Don't take this the wrong way, but whenever i see favorable self-evaluations like these i find it curious that though "highly-intelligent", the poster is not intelligent enough to realize that saying it is not to his benefit.
 
  • #48
-Job- said:
Don't take this the wrong way, but whenever i see favorable self-evaluations like these i find it curious that though "highly-intelligent", the poster is not intelligent enough to realize that saying it is not to his benefit.
How so?

8910
 
  • #49
Two suggestions only, since I know nothing of acedemia.
First, force yourself to clean up and take care of yourself. That includes a proper diet. No matter how bad you feel initially, that will improve it.

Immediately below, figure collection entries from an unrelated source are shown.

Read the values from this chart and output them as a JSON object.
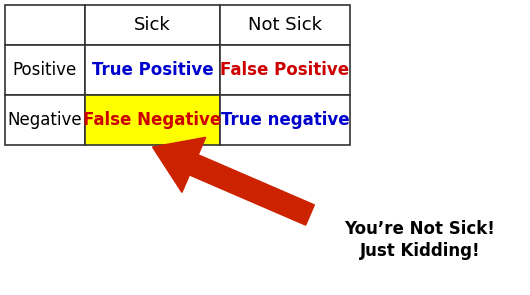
{
  "background_color": "#ffffff",
  "table": {
    "col_headers": [
      "",
      "Sick",
      "Not Sick"
    ],
    "row_headers": [
      "",
      "Positive",
      "Negative"
    ],
    "cells": [
      [
        "True Positive",
        "False Positive"
      ],
      [
        "False Negative",
        "True negative"
      ]
    ],
    "cell_colors": [
      [
        "#ffffff",
        "#ffffff"
      ],
      [
        "#ffff00",
        "#ffffff"
      ]
    ],
    "cell_text_colors": [
      [
        "#0000cc",
        "#cc0000"
      ],
      [
        "#cc0000",
        "#0000cc"
      ]
    ]
  },
  "annotation": {
    "text": "You’re Not Sick!\nJust Kidding!",
    "fontsize": 12,
    "fontweight": "bold",
    "color": "#000000"
  },
  "arrow_color": "#cc2200"
}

Secondly, if flying is one of the things that you're interested in as a possible career rather than just a hobby, maybe you should take one of those introductory lessons (it was $5 when I did it, but I think that it's $65 now, in my area). If you can afford it, it might serve to shoot for your license before you start college. It still involves homework, but the practical side of being in the air is an exquisite feeling. You might have an easier time learning something that's so much fun. In addition, you'd have a way to support yourself when you are ready to go back to school.

As much as I would never recommend that anyone join the military when that psycho in office is bound and determined to start wars where ever he can, I agree with Russ in this instance. It's a guaranteed steady job, you have to shape up whether or not you want to, and I'm under the impression that Navy flight training is even better than the Air Force's.
 
  • #50
-Job- said:
Don't take this the wrong way, but whenever i see favorable self-evaluations like these i find it curious that though "highly-intelligent", the poster is not intelligent enough to realize that saying it is not to his benefit.

No, tribdog is a beautiful beautiful person in all respects.